There are many benefits to setting up a family trust, especially now that more and more individuals are amassing significant personal wealth. The purpose of setting up a family trust is to pass along your assets to the members of your family. Once you have set up your family trust, you gradually transfer your assets to it. Though ownership of the assets is no longer yours, you still maintain control of, as well as benefit from, these assets. Setting up a family trust can be done even if you are still alive or as a part of your last will. To set up a family trust you must choose a trustee. Next, the beneficiaries must be established. The trust must be established with an initial deposit of assets, and then as the time goes by, additional assets will be transferred to the trust.
A trustee is the person, or people, who will be responsible for managing the trust. The trustee ensures the wishes of the individual setting up a family trust are carried out. When possible, the person establishing the trust will also be one of the trustees. In addition to carrying out the wishes of the trust founder, the trustee will maintain records about the trust. The trustee will be responsible for maintaining records of any interest as well as prepare any tax documents required for reporting the interest.
During the initial steps of setting up a family trust, the founder will select the family members that are to benefit from the assets transferred to the trust, the beneficiaries. It is possible to add beneficiaries like future in-laws or grandchildren at a later date. The founder of the trust can decide what kinds of benefits the beneficiaries are allowed to receive from the trust.
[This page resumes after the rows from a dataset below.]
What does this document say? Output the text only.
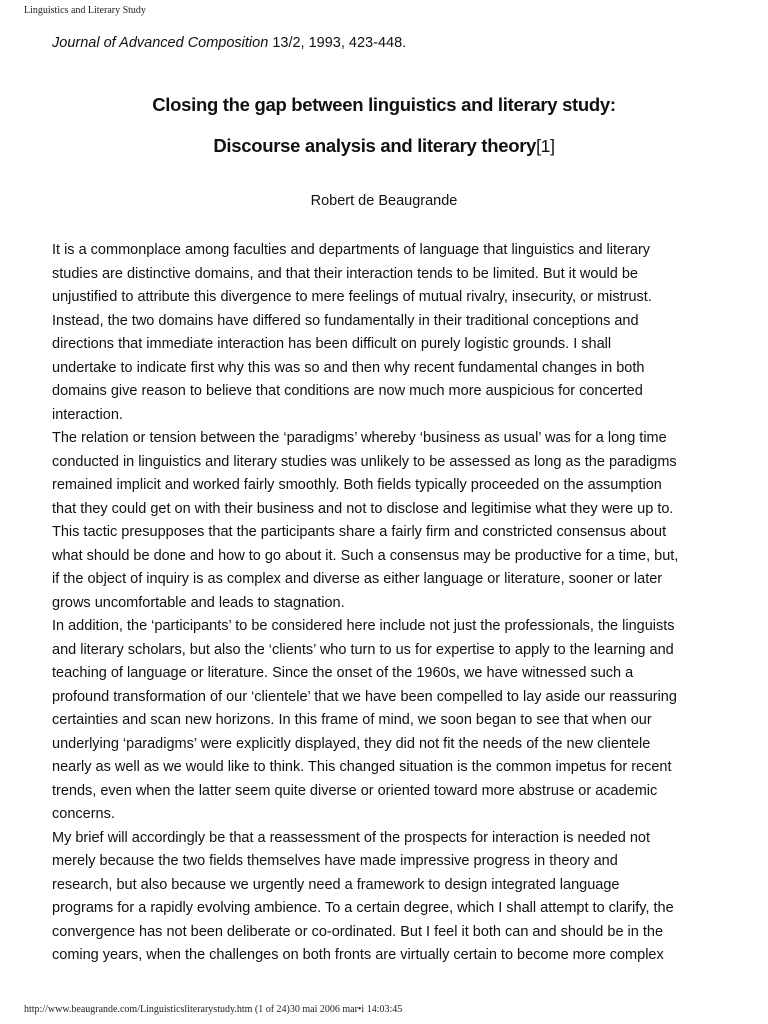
Linguistics and Literary Study
Journal of Advanced Composition 13/2, 1993, 423-448.
Closing the gap between linguistics and literary study:
Discourse analysis and literary theory[1]
Robert de Beaugrande
It is a commonplace among faculties and departments of language that linguistics and literary
studies are distinctive domains, and that their interaction tends to be limited. But it would be
unjustified to attribute this divergence to mere feelings of mutual rivalry, insecurity, or mistrust.
Instead, the two domains have differed so fundamentally in their traditional conceptions and
directions that immediate interaction has been difficult on purely logistic grounds. I shall
undertake to indicate first why this was so and then why recent fundamental changes in both
domains give reason to believe that conditions are now much more auspicious for concerted
interaction.
The relation or tension between the ‘paradigms’ whereby ‘business as usual’ was for a long time
conducted in linguistics and literary studies was unlikely to be assessed as long as the paradigms
remained implicit and worked fairly smoothly. Both fields typically proceeded on the assumption
that they could get on with their business and not to disclose and legitimise what they were up to.
This tactic presupposes that the participants share a fairly firm and constricted consensus about
what should be done and how to go about it. Such a consensus may be productive for a time, but,
if the object of inquiry is as complex and diverse as either language or literature, sooner or later
grows uncomfortable and leads to stagnation.
In addition, the ‘participants’ to be considered here include not just the professionals, the linguists
and literary scholars, but also the ‘clients’ who turn to us for expertise to apply to the learning and
teaching of language or literature. Since the onset of the 1960s, we have witnessed such a
profound transformation of our ‘clientele’ that we have been compelled to lay aside our reassuring
certainties and scan new horizons. In this frame of mind, we soon began to see that when our
underlying ‘paradigms’ were explicitly displayed, they did not fit the needs of the new clientele
nearly as well as we would like to think. This changed situation is the common impetus for recent
trends, even when the latter seem quite diverse or oriented toward more abstruse or academic
concerns.
My brief will accordingly be that a reassessment of the prospects for interaction is needed not
merely because the two fields themselves have made impressive progress in theory and
research, but also because we urgently need a framework to design integrated language
programs for a rapidly evolving ambience. To a certain degree, which I shall attempt to clarify, the
convergence has not been deliberate or co-ordinated. But I feel it both can and should be in the
coming years, when the challenges on both fronts are virtually certain to become more complex
http://www.beaugrande.com/Linguisticsliterarystudy.htm (1 of 24)30 mai 2006 mar•i 14:03:45
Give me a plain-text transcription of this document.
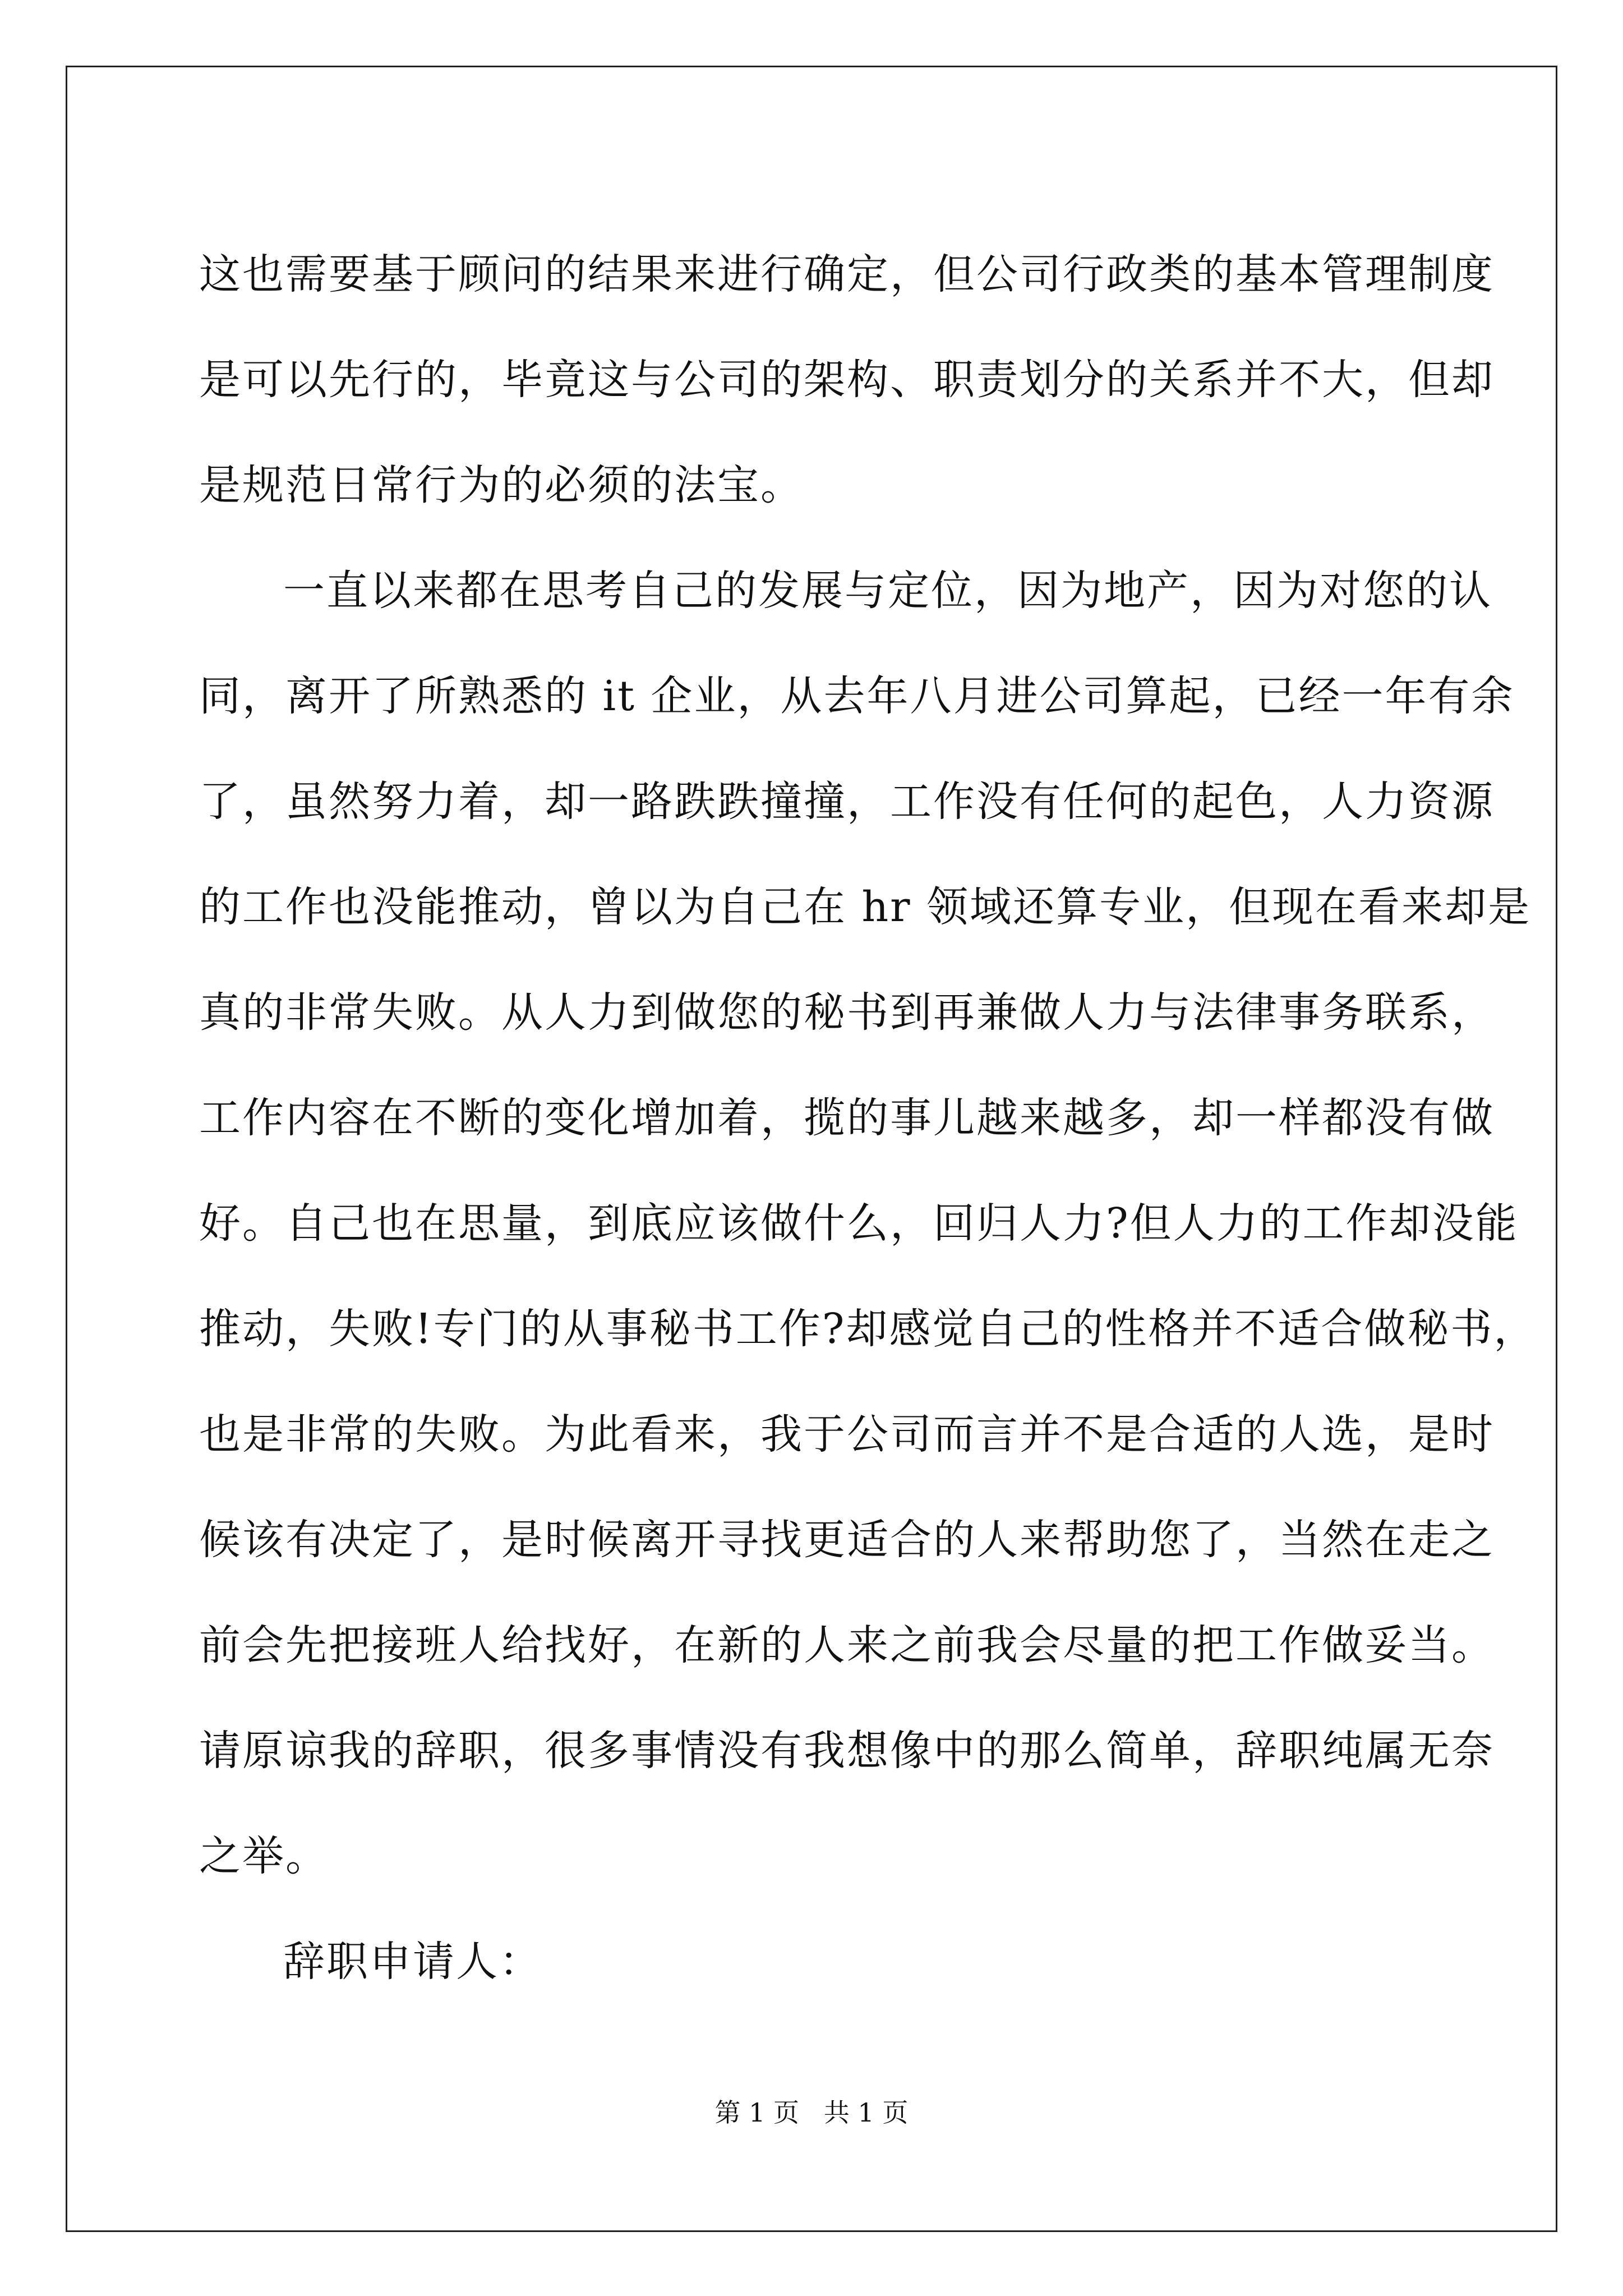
这也需要基于顾问的结果来进行确定，但公司行政类的基本管理制度
是可以先行的，毕竟这与公司的架构、职责划分的关系并不大，但却
是规范日常行为的必须的法宝。
一直以来都在思考自己的发展与定位，因为地产，因为对您的认
同，离开了所熟悉的 it 企业，从去年八月进公司算起，已经一年有余
了，虽然努力着，却一路跌跌撞撞，工作没有任何的起色，人力资源
的工作也没能推动，曾以为自己在 hr 领域还算专业，但现在看来却是
真的非常失败。从人力到做您的秘书到再兼做人力与法律事务联系，
工作内容在不断的变化增加着，揽的事儿越来越多，却一样都没有做
好。自己也在思量，到底应该做什么，回归人力?但人力的工作却没能
推动，失败!专门的从事秘书工作?却感觉自己的性格并不适合做秘书，
也是非常的失败。为此看来，我于公司而言并不是合适的人选，是时
候该有决定了，是时候离开寻找更适合的人来帮助您了，当然在走之
前会先把接班人给找好，在新的人来之前我会尽量的把工作做妥当。
请原谅我的辞职，很多事情没有我想像中的那么简单，辞职纯属无奈
之举。
辞职申请人：
第 1 页   共 1 页
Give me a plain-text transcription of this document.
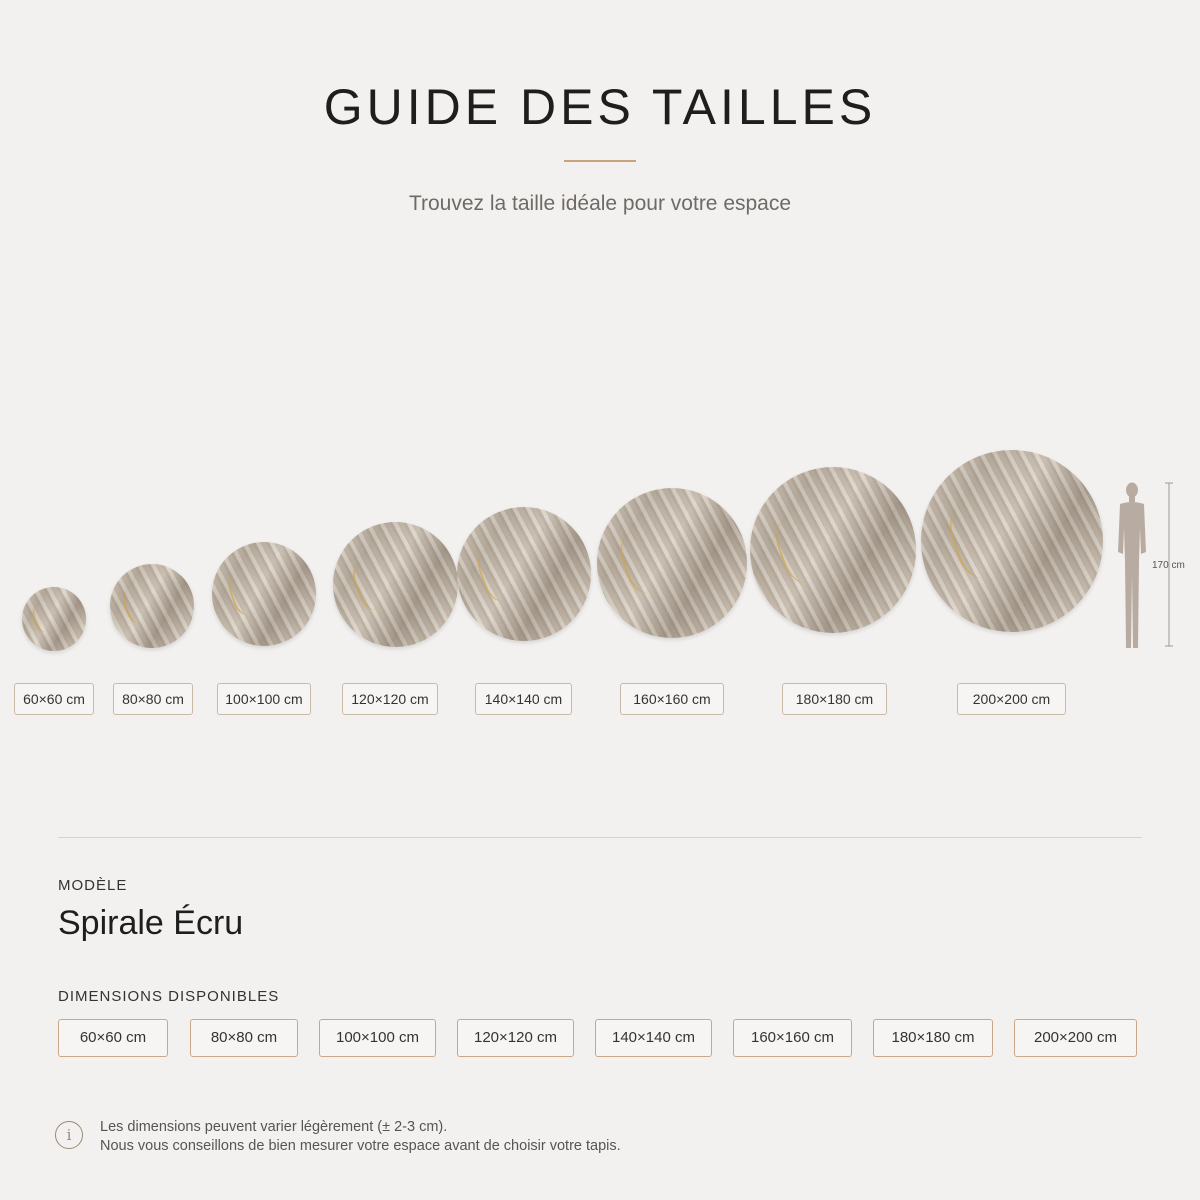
GUIDE DES TAILLES
Trouvez la taille idéale pour votre espace
60×60 cm	80×80 cm	100×100 cm	120×120 cm	140×140 cm	160×160 cm	180×180 cm	200×200 cm
170 cm
MODÈLE
Spirale Écru
DIMENSIONS DISPONIBLES
60×60 cm	80×80 cm	100×100 cm	120×120 cm	140×140 cm	160×160 cm	180×180 cm	200×200 cm
i	Les dimensions peuvent varier légèrement (± 2-3 cm).
Nous vous conseillons de bien mesurer votre espace avant de choisir votre tapis.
The trustee then makes decisions about distributing benefits to the beneficiaries based on the founder’s decisions.
Once the trust deed, a legal document outlining the terms of the trust, has been drafted, the initial assets will be deposited into the trust. Often this is a nominal amount, but can be as much of the founder’s assets as the founder wishes. Over time more assets are transferred from the founder to the trust. At the time the trust is established, the founder will determine by what age he or she wants all of their assets to have been transferred to the trust, often this is the age the founder plans on retiring. Assets can be transferred by regular deposit, the frequency of which should be established while setting up the family trust. The goal is to have all personal assets transferred to the trust by a predetermined time.
When setting up a family trust, the founder of the trust must determine if the cost of maintaining the trust will be outweighed by the benefits of received from the trust. As more and more people are building significant wealth, it is becoming common to see people setting up a family trust to ensure that all family members can benefit.